A family says they were asked to leave a Kitchener pool for allowing their daughter with special needs to use a pool floatie.

Selina Wheaton and her family were at the Kiwanis Park pool on Sunday, equipped with a pool floatie with a covered centre. The cover helps keep the happy five year old out of the water.

“That allows Selina to go into the pool. When the pool is too cold she can't be submerged completely,” her father Chris Wheaton says. “Her sensory issues just kick in and she tenses right up and we don't know whether it’s painful or just uncomfortable.”

Selina has cri-du-chat syndrome, which means she’s missing a small piece of the p arm of the fifth chromosome.

“With that comes physical and mental delays and we just go on with life and give her therapies and make sure that she’s as happy as possible so she learns the best she can,” Wheaton said.

The family says they had been at the pool for several hours when a lifeguard came by and asked them to leave on the grounds that the floatie was larger than the pool’s three-foot maximum.

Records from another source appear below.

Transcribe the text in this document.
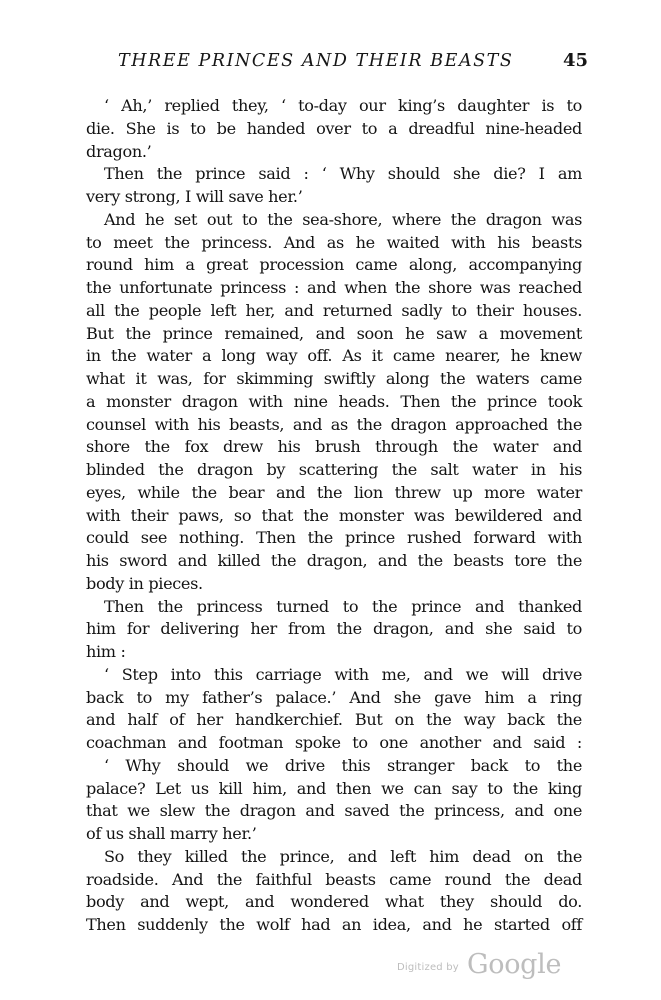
THREE PRINCES AND THEIR BEASTS	45
‘ Ah,’ replied they, ‘ to-day our king’s daughter is to
die. She is to be handed over to a dreadful nine-headed
dragon.’
Then the prince said : ‘ Why should she die? I am
very strong, I will save her.’
And he set out to the sea-shore, where the dragon was
to meet the princess. And as he waited with his beasts
round him a great procession came along, accompanying
the unfortunate princess : and when the shore was reached
all the people left her, and returned sadly to their houses.
But the prince remained, and soon he saw a movement
in the water a long way off. As it came nearer, he knew
what it was, for skimming swiftly along the waters came
a monster dragon with nine heads. Then the prince took
counsel with his beasts, and as the dragon approached the
shore the fox drew his brush through the water and
blinded the dragon by scattering the salt water in his
eyes, while the bear and the lion threw up more water
with their paws, so that the monster was bewildered and
could see nothing. Then the prince rushed forward with
his sword and killed the dragon, and the beasts tore the
body in pieces.
Then the princess turned to the prince and thanked
him for delivering her from the dragon, and she said to
him :
‘ Step into this carriage with me, and we will drive
back to my father’s palace.’ And she gave him a ring
and half of her handkerchief. But on the way back the
coachman and footman spoke to one another and said :
‘ Why should we drive this stranger back to the
palace? Let us kill him, and then we can say to the king
that we slew the dragon and saved the princess, and one
of us shall marry her.’
So they killed the prince, and left him dead on the
roadside. And the faithful beasts came round the dead
body and wept, and wondered what they should do.
Then suddenly the wolf had an idea, and he started off
Digitized by Google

“Now, we were told that it was supposed to be smaller than three feet,” explains Chris Wheaton. “Well, we got out a measuring tape, and that’s 32 inches.”

He says that the person in charge then made an announcement that all floaties had to be removed.

On Wednesday, the Wheaton family met with city officials at Kitchener city hall.

“We all acknowledge there are things to be learned and times when we can do better, and this is one of those instances,” says Kitchener Mayor Berry Vrbanovic.

He says staff has been reminded about their duty to balance accommodation with overall public safety needs.

"In this particular instance, quite frankly, the wrong call was made, and we needed to be in a situation where we balanced that out a little more strongly," Vrbanovic says.

Chris Wheaton is pushing for different policies for kids with special needs, such as different wristbands to notify staff.

City officials are meeting with him again on Friday.